The Spectator

Old New Labour

After nine years, the one thing this administration cannot possibly claim to be is ‘new’

issue 02 September 2006

‘New, new, new,’ Tony Blair told a meeting of European socialist leaders shortly after becoming Prime Minister, ‘everything is new.’ Embarrassing at the time, that declaration now seems merely a distant and risible memory. For, after nine years, the one thing this administration cannot possibly claim to be is ‘new’.

In his original campaign for office between 1994 and 1997, Mr Blair presented novelty as a good in itself. By relabelling Labour as ‘New’, he signalled not only that the party of old-fashioned socialism had changed, but that it offered a fresh and vernal alternative to the Conservative winter. Underpinning this was the false implication that mere novelty would translate into change for the national good: a radical improvement in the lives of the electorate would follow the ‘dawn’ of 2 May 1997.

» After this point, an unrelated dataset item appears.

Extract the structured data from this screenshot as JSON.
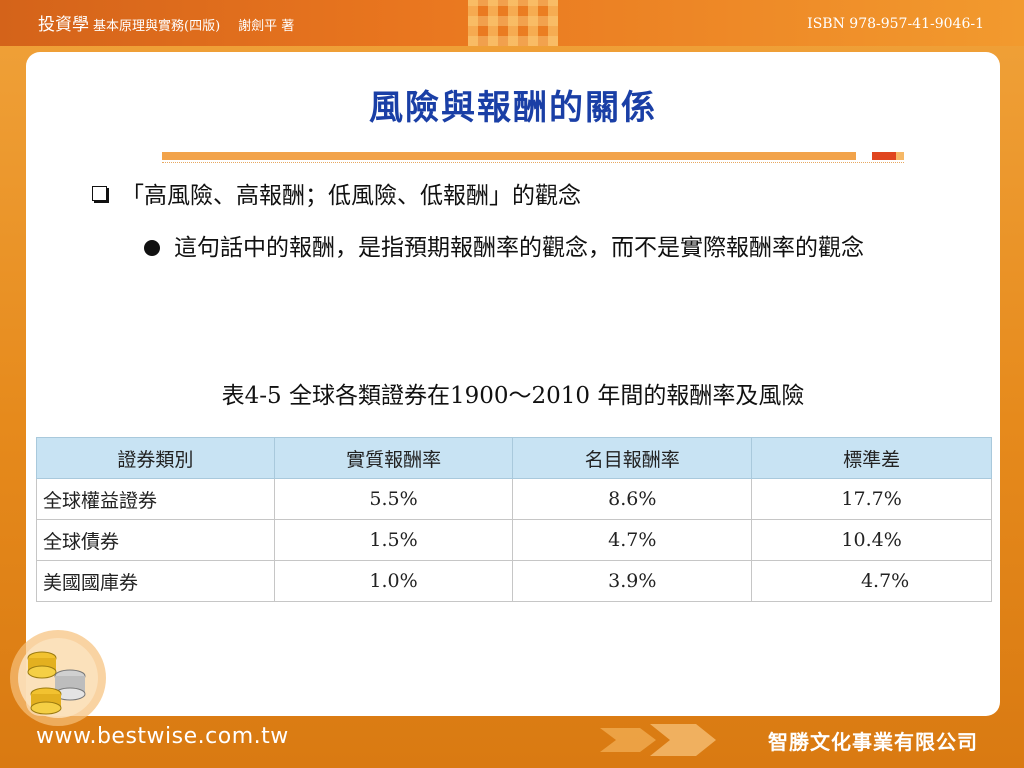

In myriad ways, that claim has now been tested to destruction. The latest OECD figures show that Britain now faces a heavier tax burden than Germany. The value for money offered to the taxpayer is appalling: productivity in the NHS has fallen, though spending on health has doubled since 1997. Grade inflation has placed intolerable pressure on a generation of teenagers to take ever more GCSEs and A-levels in order to distinguish themselves from their peers, while the repeatedly promised flourishing of diversity and ‘post-comprehensive’ excellence in state schools has conspicuously failed to materialise. So too has the revolution in the welfare system that was central to Mr Blair’s pitch for office in 1997.

Violent crime and antisocial behaviour are rising. As recent statistics have shown, the government has no idea how its own immigration system is operating. It resorts, then, to lecturing us about fitness, deputing the health minister Caroline Flint to be a sort of national personal trainer.